Встреча произошла довольно забавно.

Семнадцатилетний мальчик, ехавший в Киев по окончании пансиона, в мундире еще, одинаковом с лицейским мундиром, увидел из залы гостиницы, как возле стойки в буфете ходит взад и вперед какой-то чудной человек, похожий на полового. На нем были желтые нанковые шаровары, сдвинутые у пояса набок, цветная рубаха — измятая, подвязанная вытертым черным шейным платком. Сам же Андрюша был розовый, чистенький, только что выспавшийся, немного по-детски надменный. Он с интересом и недоумением глядел па незнакомца и был весьма удивлен, когда тот подошел и обратился к нему очень запросто:

— Вы из Царскосельского лицея?

— Нет.

— Значит, из пансиона. Так вы были там с моим братом?

Юноша был очень сконфужен, вся важность слетела с него, он растерялся и только спросил:

— А с кем я имею честь?..

— Я Пушкин.

У Подолинского глаза заблистали: в этом имени было нечто магическое для молодежи. Александр Сергеевич добродушно взял мальчика под руку.

— Пьете? Не пьете?

Закрасневшись, стыдясь, юноша робко признался в своей непреодоленной еще трезвости.

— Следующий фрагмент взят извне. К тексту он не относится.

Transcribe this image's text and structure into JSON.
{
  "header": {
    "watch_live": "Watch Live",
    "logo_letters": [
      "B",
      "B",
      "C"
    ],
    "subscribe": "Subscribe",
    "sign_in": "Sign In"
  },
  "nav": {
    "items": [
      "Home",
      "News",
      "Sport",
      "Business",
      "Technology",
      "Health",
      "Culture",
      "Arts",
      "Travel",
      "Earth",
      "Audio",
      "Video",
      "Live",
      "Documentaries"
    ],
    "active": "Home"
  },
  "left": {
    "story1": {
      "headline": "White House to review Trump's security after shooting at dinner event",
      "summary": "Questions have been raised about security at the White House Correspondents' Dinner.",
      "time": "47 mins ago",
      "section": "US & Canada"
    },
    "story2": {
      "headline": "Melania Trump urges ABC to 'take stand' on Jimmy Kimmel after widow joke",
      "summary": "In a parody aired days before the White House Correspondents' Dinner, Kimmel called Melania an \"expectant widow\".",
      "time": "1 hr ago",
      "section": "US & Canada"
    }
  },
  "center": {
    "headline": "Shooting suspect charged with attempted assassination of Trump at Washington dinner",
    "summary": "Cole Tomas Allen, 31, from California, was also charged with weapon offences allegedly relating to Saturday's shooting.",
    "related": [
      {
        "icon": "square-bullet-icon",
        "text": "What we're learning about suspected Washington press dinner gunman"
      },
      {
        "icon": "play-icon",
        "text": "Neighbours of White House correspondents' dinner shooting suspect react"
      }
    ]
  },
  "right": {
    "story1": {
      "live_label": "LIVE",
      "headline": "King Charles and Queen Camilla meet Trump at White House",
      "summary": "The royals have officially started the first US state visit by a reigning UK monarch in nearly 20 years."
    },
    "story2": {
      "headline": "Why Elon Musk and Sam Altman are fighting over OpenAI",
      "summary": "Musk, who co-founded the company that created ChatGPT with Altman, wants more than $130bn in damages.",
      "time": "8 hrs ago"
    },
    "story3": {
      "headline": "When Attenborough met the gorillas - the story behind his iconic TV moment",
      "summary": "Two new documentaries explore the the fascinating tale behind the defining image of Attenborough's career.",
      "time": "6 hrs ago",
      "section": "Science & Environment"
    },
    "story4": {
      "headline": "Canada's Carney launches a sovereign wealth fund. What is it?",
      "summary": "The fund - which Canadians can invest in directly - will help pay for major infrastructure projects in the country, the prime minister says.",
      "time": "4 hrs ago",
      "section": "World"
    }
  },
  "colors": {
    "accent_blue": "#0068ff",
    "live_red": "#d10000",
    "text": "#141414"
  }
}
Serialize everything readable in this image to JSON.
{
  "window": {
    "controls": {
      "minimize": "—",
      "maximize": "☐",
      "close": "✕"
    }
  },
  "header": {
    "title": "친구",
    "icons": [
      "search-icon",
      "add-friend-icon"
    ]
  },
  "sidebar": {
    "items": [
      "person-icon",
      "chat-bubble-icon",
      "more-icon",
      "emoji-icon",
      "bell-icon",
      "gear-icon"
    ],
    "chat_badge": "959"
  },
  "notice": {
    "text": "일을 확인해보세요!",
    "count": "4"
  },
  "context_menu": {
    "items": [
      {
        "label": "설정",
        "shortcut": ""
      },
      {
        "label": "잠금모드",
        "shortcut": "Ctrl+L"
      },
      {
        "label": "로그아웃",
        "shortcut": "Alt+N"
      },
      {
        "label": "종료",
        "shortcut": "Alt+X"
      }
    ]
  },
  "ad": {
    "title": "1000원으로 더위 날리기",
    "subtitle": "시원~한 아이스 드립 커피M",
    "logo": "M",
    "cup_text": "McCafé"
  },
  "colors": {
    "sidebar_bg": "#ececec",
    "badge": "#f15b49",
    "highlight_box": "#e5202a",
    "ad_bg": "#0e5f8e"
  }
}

— Не пьете? Неважно. Ну, как же там львы бушевали? Вы знали и Кюхельбекера? Правда, смешной?

Подолинский вступил в пансион уже после ухода Льва, но история эта наделала шуму, и Пушкин впервые теперь слушал ее из живых уст. Это было, конечно, и очень ребячливо: тушили свечи, шаркали и шумели, выкрикивали. Но это же было и освежительно, и истинно благородно.

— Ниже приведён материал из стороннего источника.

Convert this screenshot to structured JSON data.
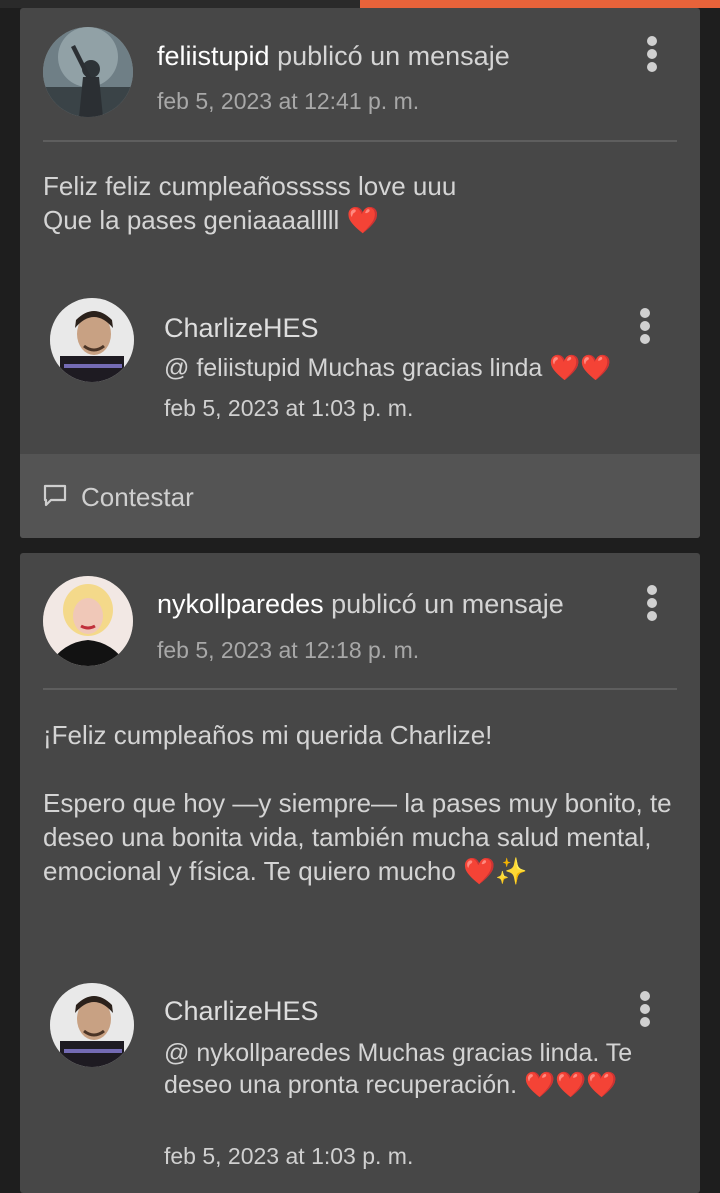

— И еще мне говорили, что он даже побил одного из надзирателей.

Пушкин смеялся.

Так они долго болтали. Пушкин был как всегда, не только не чинился он и не важничал, но можно было подумать, что они совсем ровня. У Подолинского же порой замирало сердце. С тайным волнением признался он Пушкину, что пишет стихи.

— Когда будет книжка, пришлите мне!

Перед отъездом Пушкин развернул свою подорожную:

— Укрощение мое не вовсе закончено. Вот поглядите! — В подорожной стояли все города по пути. — Как урок географии. И половину, пожалуй, уж выучил. Только вот Киев мне запрещен.

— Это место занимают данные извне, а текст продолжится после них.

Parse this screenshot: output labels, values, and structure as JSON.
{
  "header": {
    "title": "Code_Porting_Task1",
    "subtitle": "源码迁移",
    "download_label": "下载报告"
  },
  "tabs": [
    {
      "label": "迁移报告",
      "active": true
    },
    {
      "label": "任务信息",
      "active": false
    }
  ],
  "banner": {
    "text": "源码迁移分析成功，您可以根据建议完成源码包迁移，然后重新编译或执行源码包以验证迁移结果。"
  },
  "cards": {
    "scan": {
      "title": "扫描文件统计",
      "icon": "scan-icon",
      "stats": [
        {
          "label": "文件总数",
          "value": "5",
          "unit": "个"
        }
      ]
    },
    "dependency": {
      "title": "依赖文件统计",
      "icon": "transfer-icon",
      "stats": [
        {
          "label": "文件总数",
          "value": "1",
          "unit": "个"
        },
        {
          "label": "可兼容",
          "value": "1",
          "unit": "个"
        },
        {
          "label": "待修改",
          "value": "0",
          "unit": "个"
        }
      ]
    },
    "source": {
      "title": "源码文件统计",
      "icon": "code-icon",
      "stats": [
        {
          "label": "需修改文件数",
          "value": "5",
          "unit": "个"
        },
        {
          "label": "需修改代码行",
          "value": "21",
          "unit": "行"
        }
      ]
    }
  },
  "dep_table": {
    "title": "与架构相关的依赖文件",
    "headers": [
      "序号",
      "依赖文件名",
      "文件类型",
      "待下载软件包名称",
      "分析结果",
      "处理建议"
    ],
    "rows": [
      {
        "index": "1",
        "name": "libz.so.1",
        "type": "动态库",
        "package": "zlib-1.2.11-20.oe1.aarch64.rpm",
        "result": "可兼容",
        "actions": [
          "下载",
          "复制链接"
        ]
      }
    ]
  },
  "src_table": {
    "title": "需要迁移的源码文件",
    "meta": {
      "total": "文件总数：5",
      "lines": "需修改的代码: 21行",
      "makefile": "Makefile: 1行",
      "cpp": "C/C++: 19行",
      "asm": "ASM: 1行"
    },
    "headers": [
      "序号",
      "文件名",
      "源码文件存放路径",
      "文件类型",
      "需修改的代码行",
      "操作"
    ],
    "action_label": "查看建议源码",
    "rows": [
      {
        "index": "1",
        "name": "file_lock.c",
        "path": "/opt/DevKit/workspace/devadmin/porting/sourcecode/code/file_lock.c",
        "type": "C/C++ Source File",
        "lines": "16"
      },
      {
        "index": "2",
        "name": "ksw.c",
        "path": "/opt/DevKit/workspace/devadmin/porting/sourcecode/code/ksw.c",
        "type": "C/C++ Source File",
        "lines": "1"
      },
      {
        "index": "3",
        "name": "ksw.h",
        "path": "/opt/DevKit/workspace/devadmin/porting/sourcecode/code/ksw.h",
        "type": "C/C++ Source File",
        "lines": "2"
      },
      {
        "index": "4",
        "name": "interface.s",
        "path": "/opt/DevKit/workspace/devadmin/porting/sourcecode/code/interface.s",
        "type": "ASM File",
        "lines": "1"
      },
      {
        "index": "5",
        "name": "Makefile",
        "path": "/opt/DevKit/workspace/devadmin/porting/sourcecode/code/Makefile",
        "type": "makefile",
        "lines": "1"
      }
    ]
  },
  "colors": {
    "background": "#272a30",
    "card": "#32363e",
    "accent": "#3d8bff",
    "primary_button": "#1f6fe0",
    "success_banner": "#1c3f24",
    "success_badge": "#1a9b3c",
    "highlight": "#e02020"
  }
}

— А я как раз в Киев, к родным!

— Раевских вы знаете?

— Как же!

— Я дам вам записку к генералу Раевскому.

И тотчас же наскоро стал набрасывать весть о себе.

Он сжато и горячо, не переводя ничего на слова, опять и опять ощутил, как вся эта семья была для него незабвенна. Но он не давал себе воли. Он написал очень коротко. Ему только хотелось, чтобы друзья его знали о том, как судьба его переменилась.

Андрей Подолинский издали глядел на него и видел теперь совсем другого человека перед собою. Как мог он допустить хоть на минуту, что это был половой? И не был он также тем милым простым собеседником, каким был минуту назад. И странный дорожный костюм его теперь не мешал, чем-то он шел к поэту в дороге. Вот он у стойки что-то писал, простую записку. Но пишущий Пушкин был очень серьезен. Он на минуту забыл о других и был только самим собою.

Вот кончил писать, перечитал и спросил себе свечку, сургуч. Рассеянно тронул он палец, но перстня-печати не оказалось, он был в ларце.

— Возьмите, — сказал Подолинский, — те же инициалы: А. П.

Пушкин взял у Андрюши печать и стал писать адрес. Он капал сургуч с высоты и дул на огонь на бумаге.

В комнате были теперь и другие проезжие, шел разговор. «Как не похож он ни на кого», — думал Андрюша, не отрываясь взглядом от Пушкина.

И вправду, и в фигуре его, гармонически легкой, была разлита тайная сила. Малого роста — казался большим; и был он изящен и строг.

Андрюша, поэт, с сердечным волнением жарко подумал: «Он как олень в стаде овец».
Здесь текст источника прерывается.